CONCLUSION Comme plusieurs économies émergentes, certaines économies du MENA se sont assignées comme objectif stratégique, dans les années à venir, une plus grande libéralisation de leurs comptes capital. L’expérience de certaines économies émergentes montre que si la libéralisation des mouvements de capitaux peut promouvoir l’efficacité de l’économie, elle appelle inévitablement un réexamen de la politique de change. L’objectif de cet article s’est inscrit dans cette optique et s’est proposé de répondre à la problématique du choix prospectif du régime de change pour trois économies de la région MENA dans une optique de desserrement de la contrainte de change. Les pays étudiés, le Maroc, la Tunisie et la Jordanie, ont dans le cadre de leur politique de change privilégié sous une forme ou une autre, de fait ou de jure, des politiques d’ancrage du taux de change couplées avec des politiques de contrôle de capitaux. L’ouverture aux mouvements de capitaux risque de compromettre la conduite de telles politiques de change dans le futur et créer le risque d’une plus grande instabilité. Cette ouverture appelle à flexibiliser davantage les régimes de change en place. Quant au degré optimal de flexibilité, nous recommandons l’adoption dans une phase transitoire d’un régime à bandes élargies autour de parités centrales formelles ou informelles définies par rapport à un panier de devises avec des interventions actives à l’intérieur de la bande. Selon le rythme des reformes apportées à leurs économies, au système financier et à la politique budgétaire et monétaire, ces pays peuvent évoluer vers un régime de flottement dirigé bonifié. Avec les trois vertus qu’il permet d’associer, ce régime se présente comme une solution assez pratique et pertinente pour ces économies intégrant les marchés de capitaux internationaux.

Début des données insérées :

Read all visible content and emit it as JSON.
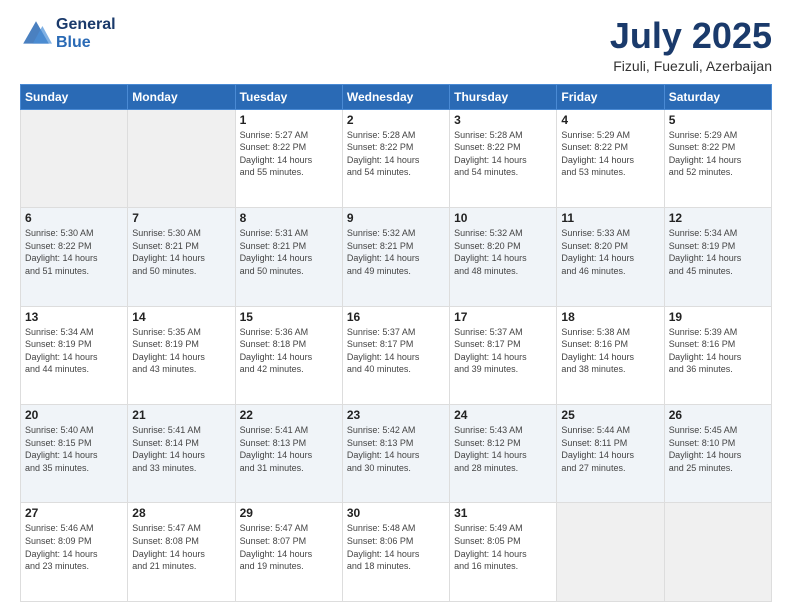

Il permet une indépendance suffisamment importante à la politique monétaire pour venir à l’encontre des récessions, un niveau de flexibilité satisfaisant qui permet d’atténuer les effets des changements de tendance dans les flux de capitaux ainsi qu’une ancre nominale pour contrôler l’inflation.

7 Khan, Senhadji et Smith (2001) montrent que la présence de taux élevés d’inflation dans les économies émergentes freine le développement financier dans ces économies en augmentant les problèmes de sélection adverse et de moral hasard.